Ayrımcılığa, mobbinge, dışlanmaya falan maruz kalırsa ses etmeyip işini kaybetmemek için daha da çok çalışsın.

Bu arada özel hayatı da düzenli olsun. Çok geciktirmeden helal süt emmiş bir koca bulsun, çocuk yapsın.

Çocuğu sezeryanla değil, normal doğumla doğursun. İki yaşına kadar emzirsin, GDO'suz, parabensiz büyütsün.

Bebe bisküvisini kendi pişirsin, yoğurdunu evde mayalasın. Eline tablet vermesin, çizgi film izletmesin. Bakıcıların eline de erkenden teslim etmesin.

Bu arada eşinin ailesine, akrabalarına saygıda kusur etmesin.

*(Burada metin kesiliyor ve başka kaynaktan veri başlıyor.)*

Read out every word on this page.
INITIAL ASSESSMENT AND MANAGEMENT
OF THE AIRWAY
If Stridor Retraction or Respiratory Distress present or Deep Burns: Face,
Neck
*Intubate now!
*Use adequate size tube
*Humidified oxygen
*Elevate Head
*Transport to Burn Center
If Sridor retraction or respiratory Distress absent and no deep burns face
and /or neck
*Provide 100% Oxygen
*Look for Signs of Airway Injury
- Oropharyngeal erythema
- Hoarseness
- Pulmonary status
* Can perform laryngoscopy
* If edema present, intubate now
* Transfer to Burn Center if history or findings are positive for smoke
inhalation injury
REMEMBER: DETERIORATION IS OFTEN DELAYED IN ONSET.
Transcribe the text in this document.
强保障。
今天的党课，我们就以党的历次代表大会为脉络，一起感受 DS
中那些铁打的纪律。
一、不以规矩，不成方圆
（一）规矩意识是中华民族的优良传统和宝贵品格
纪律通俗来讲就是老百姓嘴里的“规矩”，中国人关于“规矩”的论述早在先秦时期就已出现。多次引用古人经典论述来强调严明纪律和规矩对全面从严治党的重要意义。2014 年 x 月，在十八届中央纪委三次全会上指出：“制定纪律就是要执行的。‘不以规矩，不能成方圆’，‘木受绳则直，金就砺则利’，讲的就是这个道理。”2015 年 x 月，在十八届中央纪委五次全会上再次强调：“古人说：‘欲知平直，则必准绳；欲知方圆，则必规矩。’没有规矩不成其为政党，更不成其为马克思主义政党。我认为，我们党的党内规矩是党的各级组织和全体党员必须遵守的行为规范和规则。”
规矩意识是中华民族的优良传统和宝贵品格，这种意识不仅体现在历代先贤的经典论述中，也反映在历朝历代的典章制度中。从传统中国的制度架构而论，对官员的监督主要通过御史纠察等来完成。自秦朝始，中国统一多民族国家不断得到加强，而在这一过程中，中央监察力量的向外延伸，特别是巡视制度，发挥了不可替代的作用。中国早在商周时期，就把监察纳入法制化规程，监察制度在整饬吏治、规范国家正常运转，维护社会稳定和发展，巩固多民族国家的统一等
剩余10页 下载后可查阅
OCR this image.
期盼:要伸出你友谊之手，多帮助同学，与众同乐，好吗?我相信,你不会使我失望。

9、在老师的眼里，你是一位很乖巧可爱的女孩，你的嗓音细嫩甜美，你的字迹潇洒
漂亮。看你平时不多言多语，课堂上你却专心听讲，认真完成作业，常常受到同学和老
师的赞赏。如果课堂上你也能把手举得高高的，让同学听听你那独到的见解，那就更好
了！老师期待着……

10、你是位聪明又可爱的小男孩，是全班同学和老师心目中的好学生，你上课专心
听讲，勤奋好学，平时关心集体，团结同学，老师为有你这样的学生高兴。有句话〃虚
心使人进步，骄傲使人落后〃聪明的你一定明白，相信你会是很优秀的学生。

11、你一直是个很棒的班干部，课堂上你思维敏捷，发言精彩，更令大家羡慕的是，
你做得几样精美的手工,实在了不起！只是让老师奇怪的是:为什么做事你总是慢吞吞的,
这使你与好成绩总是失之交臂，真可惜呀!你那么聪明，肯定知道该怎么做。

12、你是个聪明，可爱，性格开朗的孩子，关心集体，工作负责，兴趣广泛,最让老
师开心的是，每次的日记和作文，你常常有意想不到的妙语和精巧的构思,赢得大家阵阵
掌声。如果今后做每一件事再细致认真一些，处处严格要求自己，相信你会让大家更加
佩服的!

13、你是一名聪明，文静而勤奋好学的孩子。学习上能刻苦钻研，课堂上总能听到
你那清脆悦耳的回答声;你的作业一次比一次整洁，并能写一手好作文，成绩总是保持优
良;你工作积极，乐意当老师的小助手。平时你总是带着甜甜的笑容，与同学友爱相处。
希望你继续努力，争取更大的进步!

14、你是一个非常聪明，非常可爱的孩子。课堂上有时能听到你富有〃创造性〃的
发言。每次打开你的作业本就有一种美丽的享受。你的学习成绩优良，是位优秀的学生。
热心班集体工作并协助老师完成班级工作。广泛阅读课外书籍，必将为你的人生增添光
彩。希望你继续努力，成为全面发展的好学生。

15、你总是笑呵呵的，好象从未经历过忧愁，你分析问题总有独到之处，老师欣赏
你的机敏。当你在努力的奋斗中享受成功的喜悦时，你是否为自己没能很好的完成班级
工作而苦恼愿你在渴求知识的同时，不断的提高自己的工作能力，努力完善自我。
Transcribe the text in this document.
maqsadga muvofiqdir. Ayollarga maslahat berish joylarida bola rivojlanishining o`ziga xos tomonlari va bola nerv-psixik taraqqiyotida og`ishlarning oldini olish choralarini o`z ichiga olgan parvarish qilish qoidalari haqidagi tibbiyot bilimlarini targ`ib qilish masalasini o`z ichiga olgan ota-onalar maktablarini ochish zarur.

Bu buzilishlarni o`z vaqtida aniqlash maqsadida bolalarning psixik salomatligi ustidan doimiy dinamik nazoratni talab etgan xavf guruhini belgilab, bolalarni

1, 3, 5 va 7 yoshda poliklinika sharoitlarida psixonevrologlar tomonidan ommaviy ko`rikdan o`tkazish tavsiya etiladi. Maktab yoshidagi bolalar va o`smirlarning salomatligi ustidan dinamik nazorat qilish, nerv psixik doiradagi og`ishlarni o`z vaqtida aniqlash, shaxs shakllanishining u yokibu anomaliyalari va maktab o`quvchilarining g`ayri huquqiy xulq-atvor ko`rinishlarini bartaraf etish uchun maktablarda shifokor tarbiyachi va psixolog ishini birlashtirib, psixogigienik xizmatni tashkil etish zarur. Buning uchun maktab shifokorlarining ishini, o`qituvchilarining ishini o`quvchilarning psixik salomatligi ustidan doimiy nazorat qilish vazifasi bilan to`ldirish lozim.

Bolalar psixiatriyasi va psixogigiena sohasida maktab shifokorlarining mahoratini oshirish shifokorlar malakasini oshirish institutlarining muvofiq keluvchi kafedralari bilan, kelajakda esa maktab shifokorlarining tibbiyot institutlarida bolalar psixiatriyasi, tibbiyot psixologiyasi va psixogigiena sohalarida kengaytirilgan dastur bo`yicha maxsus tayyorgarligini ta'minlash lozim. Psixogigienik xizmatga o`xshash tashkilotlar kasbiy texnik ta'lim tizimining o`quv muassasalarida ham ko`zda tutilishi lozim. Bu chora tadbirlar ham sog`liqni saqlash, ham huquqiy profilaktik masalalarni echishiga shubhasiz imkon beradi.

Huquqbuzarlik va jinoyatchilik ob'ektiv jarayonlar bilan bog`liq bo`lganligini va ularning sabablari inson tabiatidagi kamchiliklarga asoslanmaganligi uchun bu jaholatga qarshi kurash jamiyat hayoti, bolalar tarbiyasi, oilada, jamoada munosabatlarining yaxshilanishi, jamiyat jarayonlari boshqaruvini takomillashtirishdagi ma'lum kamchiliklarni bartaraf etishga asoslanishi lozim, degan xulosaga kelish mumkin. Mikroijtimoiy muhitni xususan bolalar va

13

Özel günleri, bayramı seyranı unutmayıp her daim hazır ve nazır bulunsun.

Evi barkı çiçek gibi, pembişli, tontişli olsun. Sunum tabaklarından, kırlentlerden oturacak yer kalmasın.

Ama kendini de sakın unutmasın. Kocayı elde tutmanın 250 yolunu hep hatırlasın. Pijamalarla kapı açmasın. Modayı takip etsin, hep bakımlı, hep alımlı olsun.

Kültürlü de olsun. Yeni çıkan kitapları, dergileri, filmleri takip etsin. Tatillerde neresi "in" neresi "out" haberdar olsun.

Psikolojisi de çok önemli bak. Öyle sürekli ağlayıp zırlamasın. Halleri, hey heyleri olmasın, güçlü dursun.

Gerekirse kan kusup kızılcık şerbeti içtim desin. Zayıf yanlarını asla kimseye belli etmesin.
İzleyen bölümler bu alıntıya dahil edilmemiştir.